Après avoir crée et scénarisé la série
Newport Beach pendant 4 saisons, il était temps pour le talentueux Josh Schwartz d’utiliser ses talents d’écriture afin de générer de nouveaux projets. Par chance, avant l’annulation de sa série phare, un ancien camarade d’université, un certain Chris Fedak, lui propose l’idée de
Chuck et lui demande s’il serait assez intéressé par le projet pour développer la chose avec lui. La réponse est rapidement positive. Accepté par la NBC et décrit par Schwartz comme un mélange entre
Alias et The Office, la série possède ainsi un ton oscillant entre la comédie franchouillarde le show d’action savamment orchestré. Un mélange que ne reniera pas McG, responsable de l’illustre série de films
Charlie’s Angels et producteur sur
Newport Beach, depuis longtemps habitué à manier les deux genres de concerts et oeuvrant comme réalisateur sur le pilote de la série avant d’en devenir producteur exécutif.
LES AVIS DES REDACTEURS :
David Brami :Soutenu par un rythme percutant (il suffit de voir la magnifique scène de course poursuite du pilote pour être conquis) et des références qui fleurent bon la geek attitude, la série est servie par un casting détonnant. Incarnant Chuck, Zachari Levi fut un des premiers acteurs confirmés pour la série aux cotés d’un Adam Baldwin (
Firefly, Day Break) dont la verve et le charme son ici intacts en agent de la NSA bourrin et sans scrupules. Le casting est complété par Joshua Gomez (
FBI : Portés disparus) dans le rôle de Morgan Santos, Sarah Lancaster (
Sauvés par le gong : la nouvelle classe, Everwood) dans le rôle de Ellie et par la débutante mais convaincante Yvonne Strzechowski en agent mystérieuse de la CIA et ancienne compagne de Bryce Larkin (Matthew Bomer,
Traveler, dans un rôle de courte durée mais d’une intensité bluffante). Offrant un spectacle complet ainsi que des scripts pas trop compliqués à l’adresse d’un public large, la série devrait faire un carton, si tant est qu’elle trouve son public rapidement.

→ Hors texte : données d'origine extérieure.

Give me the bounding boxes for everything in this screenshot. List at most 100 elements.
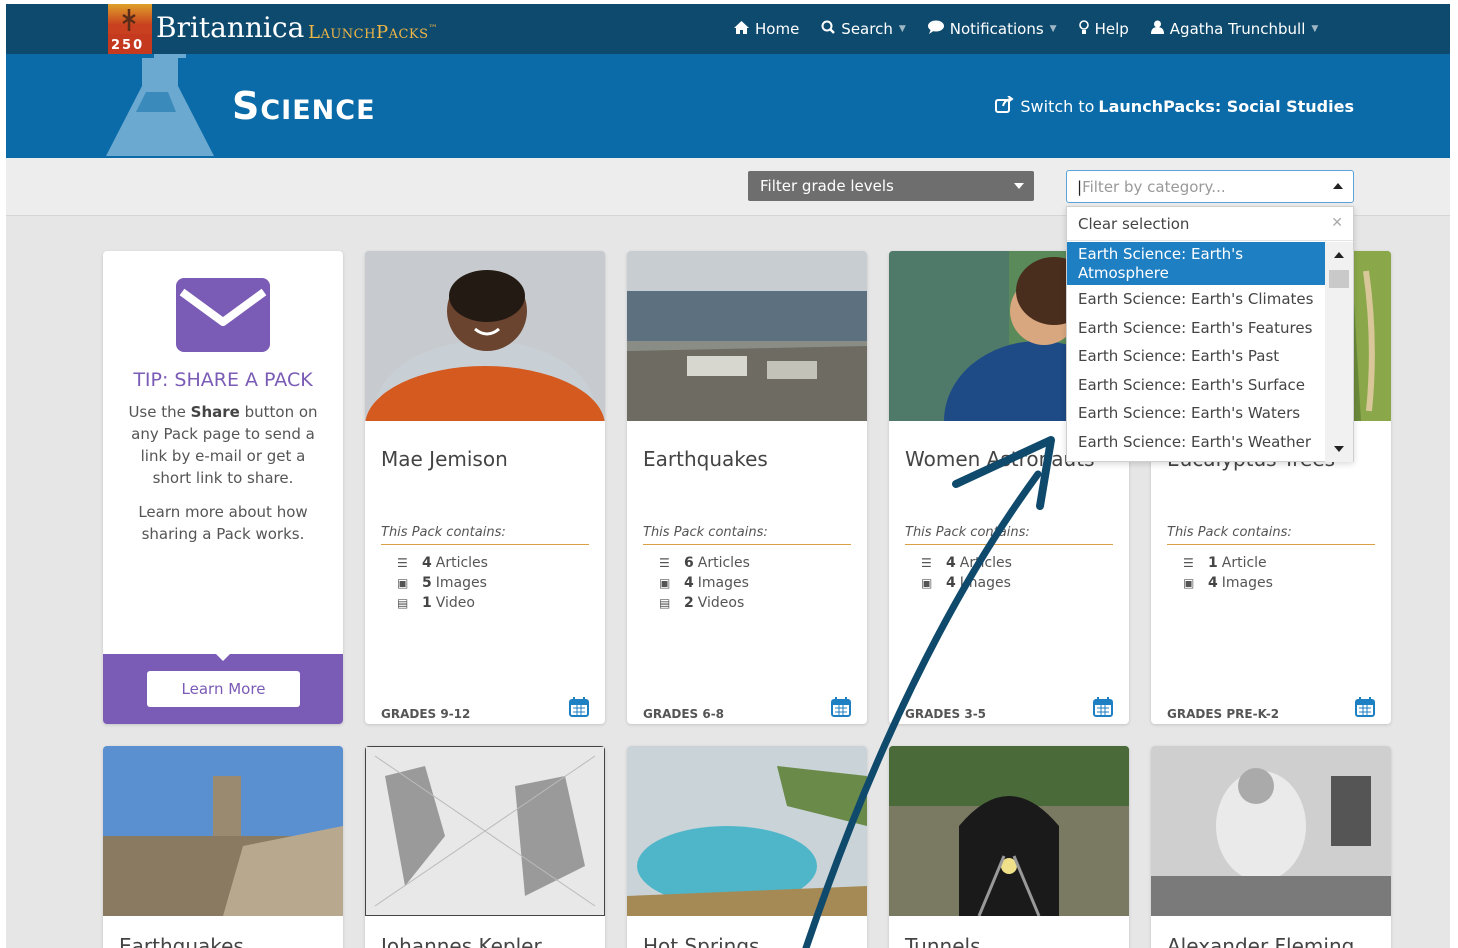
tip-body: Use the Share button on any Pack page to… [128, 403, 318, 487]
switch-target: LaunchPacks: Social Studies [1098, 97, 1354, 116]
tip-learn-text: Learn more about how sharing a Pack work… [138, 503, 308, 543]
dropdown-scrollbar[interactable] [1325, 242, 1353, 462]
pack-title[interactable]: Hot Springs [643, 934, 759, 948]
nav-help[interactable]: Help [1078, 19, 1129, 39]
pack-contains-label: This Pack contains: [1167, 525, 1375, 545]
nav-home-label: Home [755, 20, 800, 38]
category-option[interactable]: Earth Science: Earth's Atmosphere [1067, 242, 1325, 285]
tip-title: TIP: SHARE A PACK [133, 369, 313, 391]
grade-range: GRADES PRE-K-2 [1167, 707, 1280, 721]
nav-notifications[interactable]: Notifications ▼ [927, 20, 1057, 38]
scroll-down-icon[interactable] [1334, 446, 1344, 452]
pack-card[interactable]: Tunnels [889, 746, 1129, 948]
calendar-icon[interactable] [831, 697, 851, 717]
category-placeholder: Filter by category... [1082, 178, 1226, 196]
pack-title[interactable]: Tunnels [905, 934, 981, 948]
top-navbar: 250 Britannica LaunchPacks™ Home Search … [6, 4, 1450, 54]
pack-title[interactable]: Earthquakes [643, 447, 768, 471]
pack-card[interactable]: Hot Springs [627, 746, 867, 948]
clear-selection-option[interactable]: Clear selection ✕ [1067, 207, 1353, 241]
grade-range: GRADES 3-5 [905, 707, 987, 721]
close-icon[interactable]: ✕ [1331, 215, 1343, 231]
calendar-icon[interactable] [1355, 697, 1375, 717]
badge-number: 250 [111, 38, 145, 53]
category-option[interactable]: Earth Science: Earth's Weather [1067, 428, 1325, 457]
grade-range: GRADES 9-12 [381, 707, 471, 721]
film-icon: ▤ [659, 596, 671, 610]
search-icon [821, 20, 836, 38]
pack-image [627, 746, 867, 916]
pack-card[interactable]: Mae Jemison This Pack contains: ☰ 4 Articl… [365, 251, 605, 724]
category-option-list: Earth Science: Earth's Atmosphere Earth … [1067, 242, 1325, 456]
category-option[interactable]: Earth Science: Earth's Surface [1067, 371, 1325, 400]
pack-contains-label: This Pack contains: [381, 525, 589, 545]
pack-contents: ☰ 6 Articles ▣ 4 Images ▤ 2 Videos [659, 555, 750, 611]
tip-card: TIP: SHARE A PACK Use the Share button o… [103, 251, 343, 724]
grade-level-select[interactable]: Filter grade levels [748, 171, 1034, 201]
page-title: Science [232, 84, 376, 128]
lightbulb-icon [1078, 19, 1089, 39]
pack-title[interactable]: Alexander Fleming [1167, 934, 1354, 948]
nav-search-label: Search [841, 20, 893, 38]
pack-contents: ☰ 4 Articles ▣ 5 Images ▤ 1 Video [397, 555, 488, 611]
image-icon: ▣ [397, 576, 409, 590]
category-option[interactable]: Earth Science: Earth's Past [1067, 342, 1325, 371]
chevron-down-icon: ▼ [1311, 24, 1319, 34]
app-window: 250 Britannica LaunchPacks™ Home Search … [6, 4, 1450, 948]
external-link-icon [995, 95, 1015, 117]
category-dropdown: Clear selection ✕ Earth Science: Earth's… [1066, 206, 1354, 462]
flask-icon [106, 54, 214, 156]
grade-level-label: Filter grade levels [760, 177, 894, 195]
nav-home[interactable]: Home [734, 20, 799, 38]
nav-user-label: Agatha Trunchbull [1169, 20, 1306, 38]
nav-help-label: Help [1094, 20, 1129, 38]
grade-range: GRADES 6-8 [643, 707, 725, 721]
calendar-icon[interactable] [1093, 697, 1113, 717]
image-icon: ▣ [921, 576, 933, 590]
pack-contents: ☰ 4 Articles ▣ 4 Images [921, 555, 1012, 591]
scroll-up-icon[interactable] [1334, 252, 1344, 258]
list-icon: ☰ [397, 556, 408, 570]
product-logo[interactable]: LaunchPacks™ [308, 22, 438, 43]
clear-selection-label: Clear selection [1078, 215, 1190, 233]
switch-subject-link[interactable]: Switch to LaunchPacks: Social Studies [995, 95, 1354, 117]
pack-title[interactable]: Earthquakes [119, 934, 244, 948]
list-icon: ☰ [659, 556, 670, 570]
britannica-250-badge: 250 [108, 4, 152, 54]
pack-contents: ☰ 1 Article ▣ 4 Images [1183, 555, 1273, 591]
pack-image [103, 746, 343, 916]
calendar-icon[interactable] [569, 697, 589, 717]
home-icon [734, 20, 749, 38]
pack-title[interactable]: Mae Jemison [381, 447, 508, 471]
category-option[interactable]: Earth Science: Earth's Waters [1067, 399, 1325, 428]
brand-logo[interactable]: Britannica [156, 11, 304, 44]
pack-card[interactable]: Alexander Fleming [1151, 746, 1391, 948]
category-filter-input[interactable]: |Filter by category... [1066, 170, 1354, 203]
envelope-icon [176, 278, 270, 352]
user-icon [1150, 20, 1164, 38]
nav-search[interactable]: Search ▼ [821, 20, 906, 38]
chevron-down-icon: ▼ [898, 24, 906, 34]
pack-card[interactable]: Earthquakes [103, 746, 343, 948]
pack-card[interactable]: Johannes Kepler [365, 746, 605, 948]
pack-image [1151, 746, 1391, 916]
list-icon: ☰ [921, 556, 932, 570]
comment-icon [927, 20, 944, 38]
category-option[interactable]: Earth Science: Earth's Climates [1067, 285, 1325, 314]
film-icon: ▤ [397, 596, 409, 610]
learn-more-button[interactable]: Learn More [147, 671, 300, 707]
nav-menu: Home Search ▼ Notifications ▼ Help Agath… [734, 4, 1340, 54]
nav-user-menu[interactable]: Agatha Trunchbull ▼ [1150, 20, 1319, 38]
pack-image [365, 251, 605, 421]
switch-prefix: Switch to [1020, 97, 1095, 116]
subject-banner: Science Switch to LaunchPacks: Social St… [6, 54, 1450, 158]
category-option[interactable]: Earth Science: Earth's Features [1067, 314, 1325, 343]
pack-image [627, 251, 867, 421]
pack-card[interactable]: Earthquakes This Pack contains: ☰ 6 Articl… [627, 251, 867, 724]
scrollbar-thumb[interactable] [1329, 270, 1349, 288]
pack-title[interactable]: Johannes Kepler [381, 934, 542, 948]
chevron-down-icon [1014, 183, 1024, 189]
list-icon: ☰ [1183, 556, 1194, 570]
chevron-up-icon [1333, 183, 1343, 189]
pack-image [365, 746, 605, 916]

André Côte :Cela commence en une copie de
What about Brian ? pour virer à un
Jake 2.0 des plus fun. Après
The Big Bang Theory, la mode de cette rentrée est décidément de nous montrer des geeks en action. Une catégorie du public encore sous-employée jusqu'à aujourd'hui pour ne pas dire méprisée. Ce pilote nous décrit donc un personnage avec des problèmes de sociabilité. Le prologue nous le décrit fuyant sa propre fête d'anniversaire organisée par ses proches afin qu'il rencontre du monde (en clair, pour le caser). L'opération est un semi-échec : aucun rendez-vous ne sera conclu, mais il retrouve une des filles à son travail. Jusque là, rien de bien méchant, il faudra attendre l'irruption d'une de ses vieilles connaissances dans une scène d'action bien enlevée pour que le pilote décolle vraiment. Les yeux de Chuck tombent sur des documents qu'il n'aurait pas dû voir, il devient une sorte de base de données humaines et déclenche la convoitise de tous les services secrets du pays. La confrontation d'un univers fantasmé par ces geeks (qui devient donc réel pour le personnage) et son quotidien volontairement caricatural est bien rendue. Action et humour sont parfaitement dosés même si on déplore quelques gags faciles, mais certains rebondissaments sont mémorables comme sa manière inédite de désarmorcer une bombe.